Tokyo: Dive into the deep history of the Olympic Games

Photo by Taku Yaginuma / Special to The Yomiuri Shimbun
A visitor matches his jumping abilities against those of Olympic athletes at the Japan Olympic Museum in Shinjuku Ward, Tokyo.

The Japan Olympic Museum offers a thrilling interactive exhibit that allows visitors to measure their own physical prowess against the physical abilities of elite Olympians.

Adjacent to the National Stadium in Shinjuku Ward, Tokyo, the hands-on museum strives to help visitors better understand the Olympics and Paralympics.

A video screen on the Welcome Vision exhibit near the museum’s entrance shows powerful and dynamic athletes running on an all-weather track, and their graceful movements on ice. The video focuses purely on the shadows of the athletes, with no hint of their skin color.

The video “expresses the spirit of the Olympic Charter, which prohibits discrimination of any kind,” said the museum’s curator, Shotaro Masubuchi.

The Olympic flag used for the 1964 Tokyo Olympic Games and torches used in the relays through the years are displayed in the regular exhibition area on the second floor.

Visitors to the museum may be overwhelmed by the sheer history of the Olympics.

Photo by Taku Yaginuma / Special to The Yomiuri Shimbun
The Olympic flag used during the 1964 Tokyo Olympics is exhibited at the museum.

For example, the exhibition also features items of high historical value, such as the official poster of the 1940 Tokyo Olympics that were never held and later came to be known as the “Missing Olympics,” a model of the planned 100,000-seat Olympic stadium for 1940 at the Komazawa athletic field and the candidature file that Tokyo submitted as part of its bid to win the right to host the 1964 Games.

A device that projects images onto the floor and walls allows visitors to experience the stride and running speed of Usain Bolt and other athletes. It has become popular among visitors as a way to “challenge” Olympic athletes.

Many visitors stop in front of the monitor at the end of the floor, where they can witness the stories of past contestants through a video.

One of the most impressive stories featured in the video is that of Vera Caslavska from Czechoslovakia, a gold medalist in gymnastics at the 1964 Games, who was called a “beautiful flower who bloomed at the Tokyo Olympics.”

Photo by Taku Yaginuma / Special to The Yomiuri Shimbun
An video story featuring gymnast Vera Caslavska

In 1968, the former communist country in Eastern Europe experienced a democratic movement known as the “Prague Spring,” but the Soviet Union and other countries launched a military intervention.

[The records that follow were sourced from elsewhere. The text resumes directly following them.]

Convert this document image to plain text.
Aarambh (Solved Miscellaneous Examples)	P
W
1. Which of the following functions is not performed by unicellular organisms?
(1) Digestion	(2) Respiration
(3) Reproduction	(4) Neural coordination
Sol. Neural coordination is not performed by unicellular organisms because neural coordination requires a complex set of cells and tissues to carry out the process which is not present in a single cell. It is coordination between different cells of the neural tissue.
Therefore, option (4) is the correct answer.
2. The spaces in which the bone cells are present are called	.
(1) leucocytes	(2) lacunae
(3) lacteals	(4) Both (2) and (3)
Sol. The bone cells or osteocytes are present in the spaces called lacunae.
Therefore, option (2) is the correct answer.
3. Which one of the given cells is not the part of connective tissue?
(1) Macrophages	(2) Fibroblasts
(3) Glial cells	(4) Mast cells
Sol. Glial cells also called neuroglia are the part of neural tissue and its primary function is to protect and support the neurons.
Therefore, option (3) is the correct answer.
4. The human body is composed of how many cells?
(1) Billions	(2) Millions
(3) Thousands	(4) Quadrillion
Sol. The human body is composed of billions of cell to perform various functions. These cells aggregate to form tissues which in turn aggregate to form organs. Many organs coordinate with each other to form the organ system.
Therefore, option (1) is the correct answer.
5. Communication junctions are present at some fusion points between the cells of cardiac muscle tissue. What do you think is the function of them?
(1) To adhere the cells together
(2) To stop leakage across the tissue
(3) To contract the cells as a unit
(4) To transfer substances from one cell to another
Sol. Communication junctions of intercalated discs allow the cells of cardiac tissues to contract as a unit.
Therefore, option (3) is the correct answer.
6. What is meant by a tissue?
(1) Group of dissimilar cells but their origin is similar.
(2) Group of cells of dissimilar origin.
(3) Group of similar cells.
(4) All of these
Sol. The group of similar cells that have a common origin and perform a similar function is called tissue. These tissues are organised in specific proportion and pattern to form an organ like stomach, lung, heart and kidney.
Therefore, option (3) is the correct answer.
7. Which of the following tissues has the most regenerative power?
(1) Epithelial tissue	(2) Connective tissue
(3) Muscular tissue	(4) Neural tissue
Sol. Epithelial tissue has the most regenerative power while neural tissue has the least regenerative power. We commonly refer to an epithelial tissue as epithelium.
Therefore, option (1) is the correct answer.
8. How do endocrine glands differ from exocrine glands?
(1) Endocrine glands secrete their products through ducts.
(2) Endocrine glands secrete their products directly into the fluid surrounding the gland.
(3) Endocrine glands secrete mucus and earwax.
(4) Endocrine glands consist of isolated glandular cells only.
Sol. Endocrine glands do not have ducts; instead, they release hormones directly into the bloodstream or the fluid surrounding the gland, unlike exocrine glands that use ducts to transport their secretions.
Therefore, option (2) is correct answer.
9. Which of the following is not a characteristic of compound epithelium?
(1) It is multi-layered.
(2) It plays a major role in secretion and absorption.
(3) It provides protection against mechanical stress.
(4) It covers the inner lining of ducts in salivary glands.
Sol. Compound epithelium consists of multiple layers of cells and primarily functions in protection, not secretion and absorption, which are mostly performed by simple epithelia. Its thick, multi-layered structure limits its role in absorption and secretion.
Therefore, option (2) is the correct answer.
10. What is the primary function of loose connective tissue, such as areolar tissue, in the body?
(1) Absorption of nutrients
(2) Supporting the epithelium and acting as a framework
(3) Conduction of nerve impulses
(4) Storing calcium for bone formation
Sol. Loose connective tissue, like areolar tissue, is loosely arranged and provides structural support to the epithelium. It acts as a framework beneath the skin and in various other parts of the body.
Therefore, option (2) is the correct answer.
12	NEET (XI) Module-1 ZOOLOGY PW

At the Mexico Games that same year, Caslavska, who tied with a Soviet athlete for the gold medal, turned away at the awards ceremony to protest while the flag was hoisted to the sound of the Soviet national anthem.

Photo by Taku Yaginuma / Special to The Yomiuri Shimbun
A statue of Pierre de Coubertin, the “father of the modern Olympics”

The museum has five themes: discover, learn, feel, try and think. The anecdotes of past athletes can really help visitors think about the world today.

Japan Olympic Museum

The museum opened in 2019. Yasuhiro Yamashita, president of the Japanese Olympic Committee, is the director of the museum.

Address: 4-2 Kasumigaokamachi, Shinjuku Ward, Tokyo.

Hours: 10 a.m. – 5 p.m. (last admission at 4:30 p.m.). Closed on Mondays (or Tuesday when a Monday falls on a national holiday).

Admission: ¥500 for adults, ¥400 for groups of 20 or more and those aged 65 or older. Free for high school students and younger.